Graph Reachability
In this example we cover:
- Implementing a recursive algorithm (graph reachability) via cyclic dataflow
- Operators to union data from multiple inputs (
union
), and send data to multiple outputs (tee
)- Indexing multi-output operators by appending a bracket expression
- A first example of a cyclic (recursive) flow and the concept of fixpoint.
To expand from graph neighbors to graph reachability, we want to find vertices that are connected not just to origin
,
but also to vertices reachable transitively from origin
. Said differently, a vertex is reachable from origin
if it is
one of two cases:
- a neighbor of
origin
or - a neighbor of some other vertex that is itself reachable from
origin
.
It turns out this is a very small change to our Hydroflow program! Essentially we want to take all the reached vertices we found in our graph neighbors program,
and treat them recursively just as we treated origin
.
To do this in a language like Hydroflow, we introduce a cycle in the flow:
we take the join output and have it
flow back into the join input. The modified intuitive graph looks like this:
Note that we added a Reached Vertices
box to the diagram to union the two inbound edges corresponding to our
two cases above. Similarly note that the join box V ⨝ E
now has two outbound edges; the sketch omits the operator
to copy ("tee") the output along two paths.
Now lets look at a modified version of our graph neighbor code that implements this full program, including the loop as well as the Hydroflow union
and tee
.
Modify src/main.rs to look like this:
use hydroflow::hydroflow_syntax;
pub fn main() {
// An edge in the input data = a pair of `usize` vertex IDs.
let (edges_send, edges_recv) = hydroflow::util::unbounded_channel::<(usize, usize)>();
let mut flow = hydroflow_syntax! {
// inputs: the origin vertex (vertex 0) and stream of input edges
origin = source_iter(vec![0]);
stream_of_edges = source_stream(edges_recv);
// the join
reached_vertices -> map(|v| (v, ())) -> [0]my_join_tee;
stream_of_edges -> [1]my_join_tee;
my_join_tee = join() -> flat_map(|(src, ((), dst))| [src, dst]) -> tee();
// the cycle: my_join_tee gets data from reached_vertices
// and provides data back to reached_vertices!
origin -> [base]reached_vertices;
my_join_tee -> [cycle]reached_vertices;
reached_vertices = union();
// the output
my_join_tee[print] -> unique() -> for_each(|x| println!("Reached: {}", x));
};
println!(
"{}",
flow.meta_graph()
.expect("No graph found, maybe failed to parse.")
.to_mermaid(&Default::default())
);
edges_send.send((0, 1)).unwrap();
edges_send.send((2, 4)).unwrap();
edges_send.send((3, 4)).unwrap();
edges_send.send((1, 2)).unwrap();
edges_send.send((0, 3)).unwrap();
edges_send.send((0, 3)).unwrap();
edges_send.send((4, 0)).unwrap();
flow.run_available();
}
And now we get the full set of vertices reachable from 0
:
cargo run
<build output>
<graph output>
Reached: 0
Reached: 1
Reached: 3
Reached: 2
Reached: 4
Examining the Hydroflow Code
Let's review the significant changes here.

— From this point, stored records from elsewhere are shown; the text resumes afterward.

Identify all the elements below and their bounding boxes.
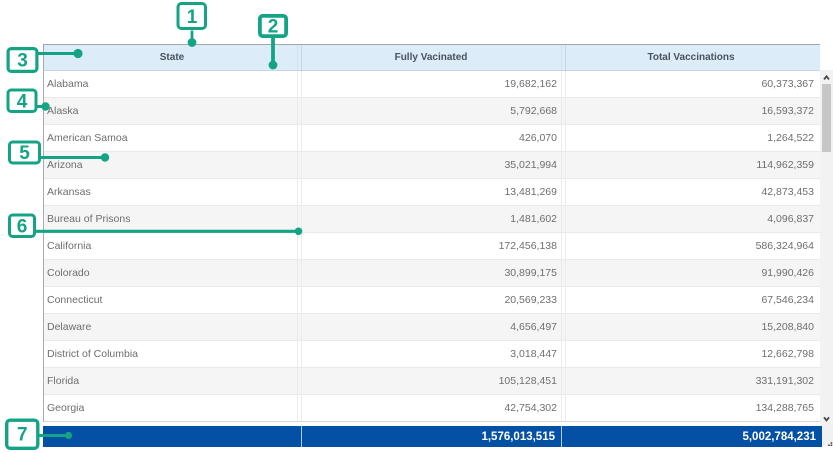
- svg-text:7: 7: [17, 425, 28, 446]
- svg-text:2: 2: [268, 17, 279, 38]
- svg-text:1: 1: [187, 7, 198, 28]
- svg-text:6: 6: [17, 216, 28, 237]
- svg-text:3: 3: [17, 51, 28, 72]
- svg-text:5: 5: [19, 143, 30, 164]
- svg-text:4: 4: [17, 92, 28, 113]
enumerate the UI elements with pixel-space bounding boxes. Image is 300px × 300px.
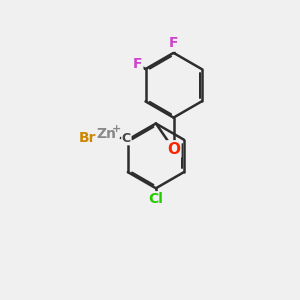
Text: Zn: Zn (97, 128, 117, 141)
Text: F: F (133, 57, 142, 71)
Text: C: C (122, 132, 131, 145)
Text: Br: Br (79, 131, 96, 145)
Text: F: F (169, 36, 178, 50)
Text: Cl: Cl (148, 193, 163, 206)
Text: +: + (111, 124, 121, 134)
Text: O: O (167, 142, 180, 157)
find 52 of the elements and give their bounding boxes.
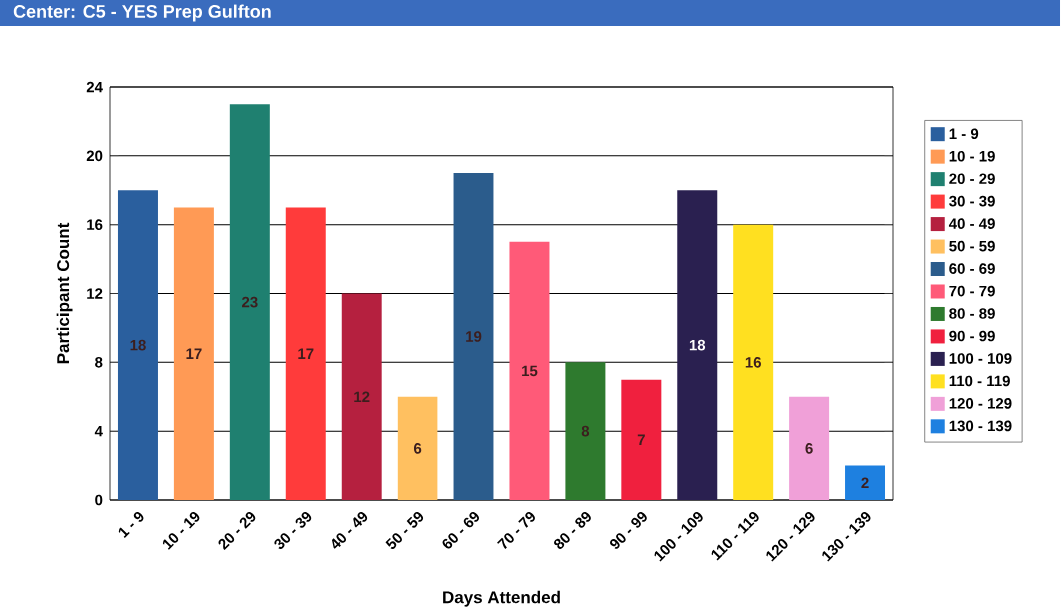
data-label: 17 — [186, 348, 202, 359]
data-label: 19 — [466, 331, 482, 342]
legend-label: 60 - 69 — [949, 263, 995, 274]
y-tick-label: 16 — [87, 219, 103, 230]
y-tick-label: 0 — [95, 494, 103, 506]
data-label: 8 — [581, 425, 590, 437]
data-label: 2 — [861, 477, 869, 489]
legend-label: 20 - 29 — [949, 173, 995, 185]
legend-label: 70 - 79 — [949, 285, 995, 297]
data-label: 6 — [414, 443, 422, 454]
legend-label: 80 - 89 — [949, 308, 995, 319]
legend-label: 120 - 129 — [949, 398, 1012, 409]
x-tick-label: 80 - 89 — [554, 511, 591, 549]
data-label: 18 — [689, 339, 706, 351]
y-tick-label: 4 — [94, 426, 103, 437]
data-label: 6 — [805, 443, 813, 454]
data-label: 17 — [298, 348, 314, 359]
legend-label: 90 - 99 — [949, 330, 995, 342]
y-tick-label: 12 — [87, 288, 103, 299]
x-tick-label: 110 - 119 — [711, 511, 759, 561]
legend-label: 130 - 139 — [949, 420, 1012, 432]
legend-label: 50 - 59 — [949, 240, 995, 252]
chart-title: Center: C5 - YES Prep Gulfton — [13, 4, 271, 22]
x-tick-label: 70 - 79 — [497, 511, 535, 549]
x-tick-label: 30 - 39 — [274, 511, 312, 549]
x-tick-label: 10 - 19 — [162, 511, 200, 550]
x-tick-label: 20 - 29 — [218, 511, 256, 551]
data-label: 18 — [130, 339, 146, 351]
y-tick-label: 20 — [86, 150, 103, 162]
x-tick-label: 1 - 9 — [118, 511, 144, 538]
y-tick-label: 8 — [95, 357, 103, 368]
x-tick-label: 50 - 59 — [385, 511, 424, 549]
legend-label: 1 - 9 — [949, 128, 979, 140]
legend-label: 40 - 49 — [948, 218, 995, 229]
x-axis-title: Days Attended — [443, 590, 560, 607]
legend-label: 100 - 109 — [949, 353, 1012, 364]
y-axis-title: Participant Count — [56, 222, 73, 364]
x-tick-label: 40 - 49 — [331, 511, 368, 549]
legend-label: 110 - 119 — [949, 375, 1010, 387]
data-label: 7 — [637, 434, 645, 445]
data-label: 12 — [354, 391, 370, 402]
legend-label: 10 - 19 — [949, 150, 995, 162]
data-label: 16 — [745, 357, 761, 368]
legend-label: 30 - 39 — [949, 195, 995, 207]
x-tick-label: 130 - 139 — [822, 511, 871, 562]
y-tick-label: 24 — [86, 81, 103, 93]
x-tick-label: 90 - 99 — [610, 511, 647, 549]
x-tick-label: 60 - 69 — [442, 511, 480, 549]
data-label: 15 — [522, 365, 538, 377]
data-label: 23 — [242, 296, 258, 308]
x-tick-label: 100 - 109 — [654, 511, 703, 562]
x-tick-label: 120 - 129 — [766, 511, 815, 562]
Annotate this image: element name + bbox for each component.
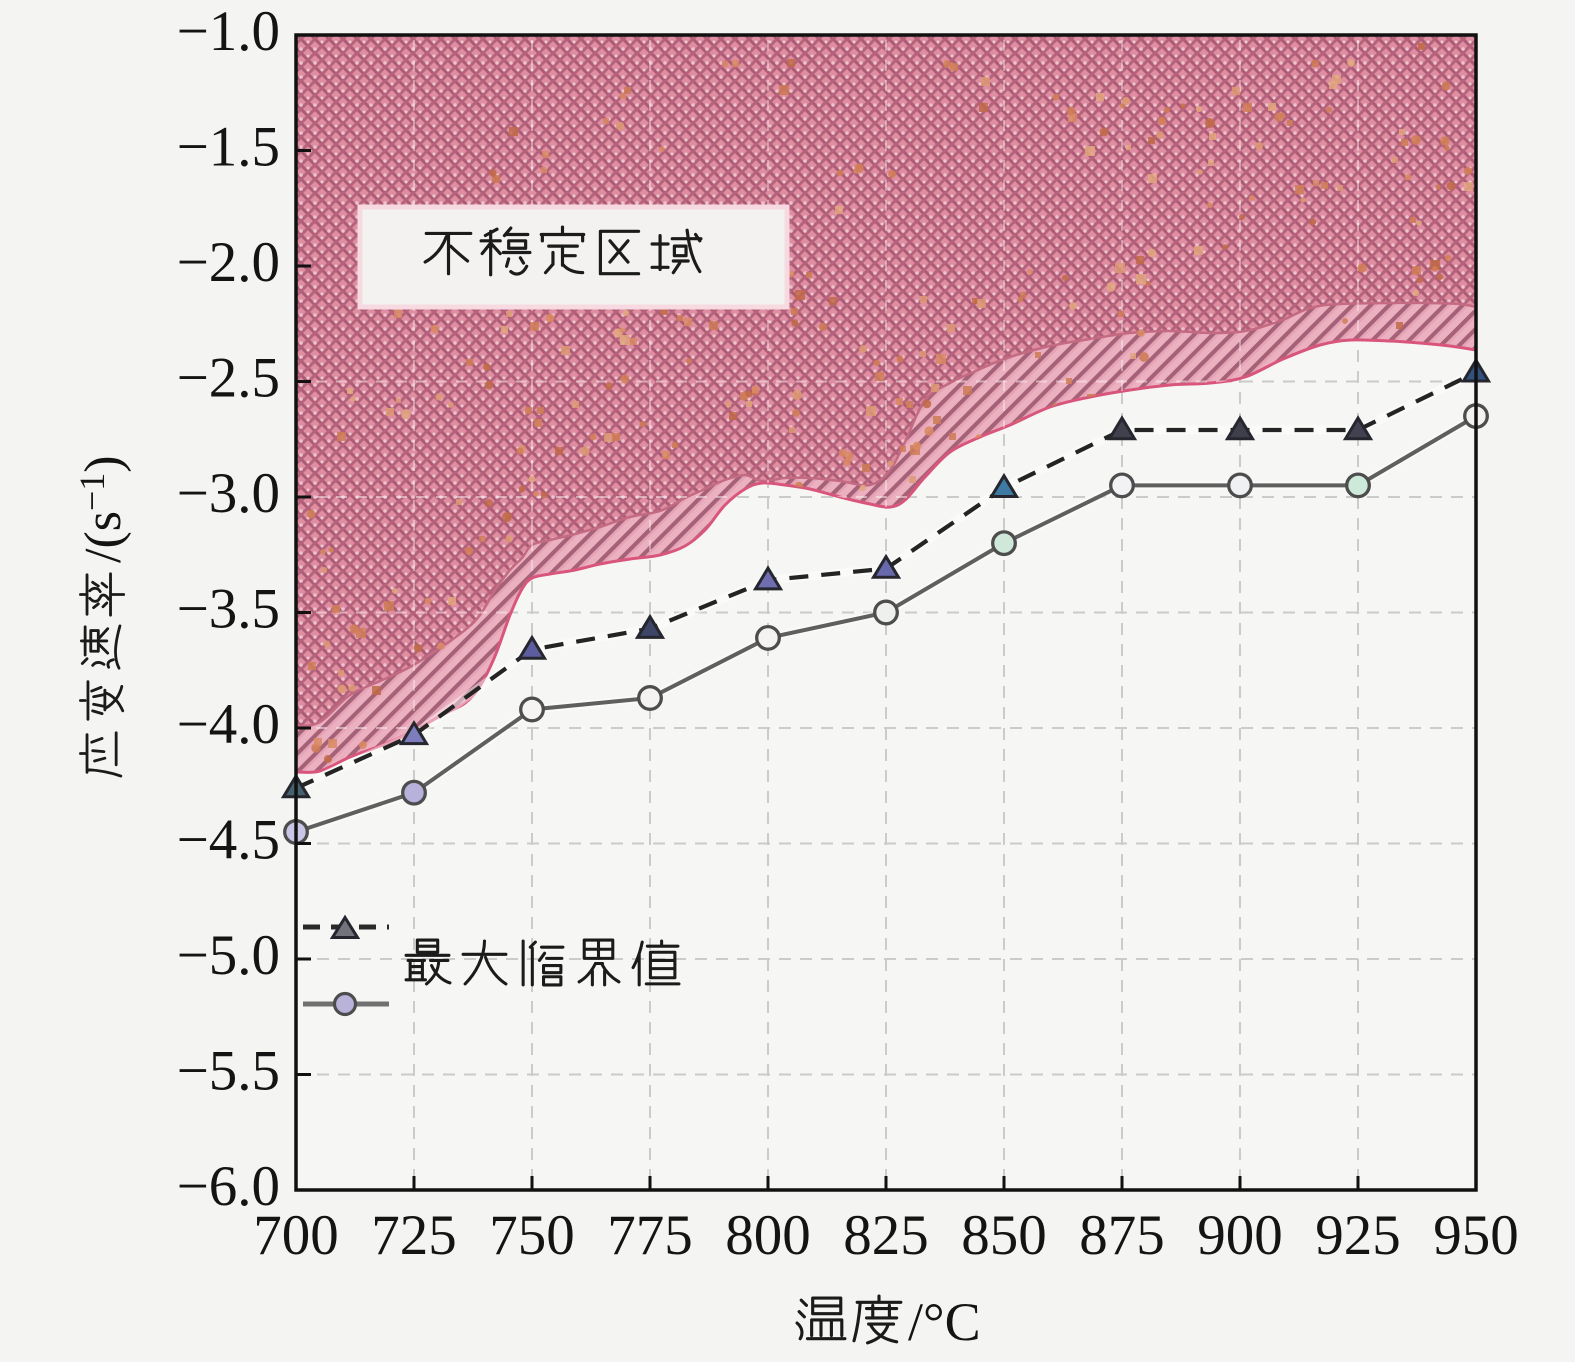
- svg-text:750: 750: [489, 1204, 575, 1267]
- svg-text:−2.5: −2.5: [177, 347, 280, 410]
- svg-text:700: 700: [253, 1204, 339, 1267]
- svg-text:825: 825: [843, 1204, 929, 1267]
- svg-text:−3.5: −3.5: [177, 578, 280, 641]
- svg-text:−3.0: −3.0: [177, 462, 280, 525]
- svg-text:725: 725: [371, 1204, 457, 1267]
- svg-text:−4.5: −4.5: [177, 809, 280, 872]
- svg-text:/°C: /°C: [908, 1292, 981, 1352]
- svg-text:/(s−1): /(s−1): [72, 455, 132, 563]
- svg-text:925: 925: [1315, 1204, 1401, 1267]
- svg-text:−2.0: −2.0: [177, 231, 280, 294]
- svg-text:−1.5: −1.5: [177, 116, 280, 179]
- svg-text:850: 850: [961, 1204, 1047, 1267]
- svg-text:−4.0: −4.0: [177, 693, 280, 756]
- svg-text:950: 950: [1433, 1204, 1519, 1267]
- svg-text:875: 875: [1079, 1204, 1165, 1267]
- svg-text:900: 900: [1197, 1204, 1283, 1267]
- svg-text:−5.5: −5.5: [177, 1040, 280, 1103]
- svg-text:775: 775: [607, 1204, 693, 1267]
- svg-text:800: 800: [725, 1204, 811, 1267]
- svg-text:−6.0: −6.0: [177, 1155, 280, 1218]
- svg-text:−5.0: −5.0: [177, 924, 280, 987]
- svg-text:−1.0: −1.0: [177, 0, 280, 63]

First, in setting up the inputs we have the
addition of the reached_vertices
variable, which uses the union()
op to union the output of two operators into one.
We route the origin
vertex into it as one input right away:
origin -> [base]reached_vertices;
Note the square-bracket syntax for assigning index names to the multiple inputs to union()
; this is similar
to the indexes for join()
, except that (a) union can have an arbitrary number of inputs, (b) the index names can be arbitrary strings, and (c) the indexes are optional can be omitted entirely. (By contrast, recall that
join()
is defined to take 2 required input indexes, [0]
and [1]
). The only reason to assign index names to the inputs of union()
is for labeling edges in the generated (e.g. Mermaid) graphs.
The next group of statements lays out the join of reached_vertices
and the stream_of_edges
. The join()
operator is defined to only have one output, but in our program, we need its output twice: once to feed the original for_each
from above to print output, and also to feed
back to the union
operator that we called reached_vertices
. We pass the join()
output
through a flat_map()
as before, and then we feed the result into a tee()
operator,
which is the mirror image of union()
: instead of merging many inputs to one output,
it copies one input to many different outputs. Each input element is cloned, in Rust terms, and separate copy is given to each of the outputs. The syntax for the outputs of tee()
mirrors that of the inputs to union: we can (optionally) append
an arbitrary output index name in square brackets to the tee
or variable. In this example we have my_join_tee[cycle] ->
and my_join_tee[print] ->
.
Finally, we process the output of the join
as passed through the tee
.
One branch pushes reached vertices back up into the reached_vertices
variable (which begins with a union
), while the other
prints out all the reached vertices as in the simple program.
// the join
reached_vertices -> map(|v| (v, ())) -> [0]my_join_tee;
stream_of_edges -> [1]my_join_tee;
my_join_tee = join() -> flat_map(|(src, ((), dst))| [src, dst]) -> tee();
Below is the diagram rendered by mermaid showing the structure of the full flow:
This is similar to the flow for graph neighbors, but has a few more operators that make it look
more complex. In particular, it includes the union
and tee
operators, and a cycle-forming back-edge.
There is also an auto-generated handoff
operator that enforces the rule that a push producer and a pull consumer must be separated by a handoff
(see the Architecture section).
Cyclic Dataflow
Many dataflow and workflow systems are restricted to acyclic graphs (DAGs), but Hydroflow supports cycles, as we see in this example.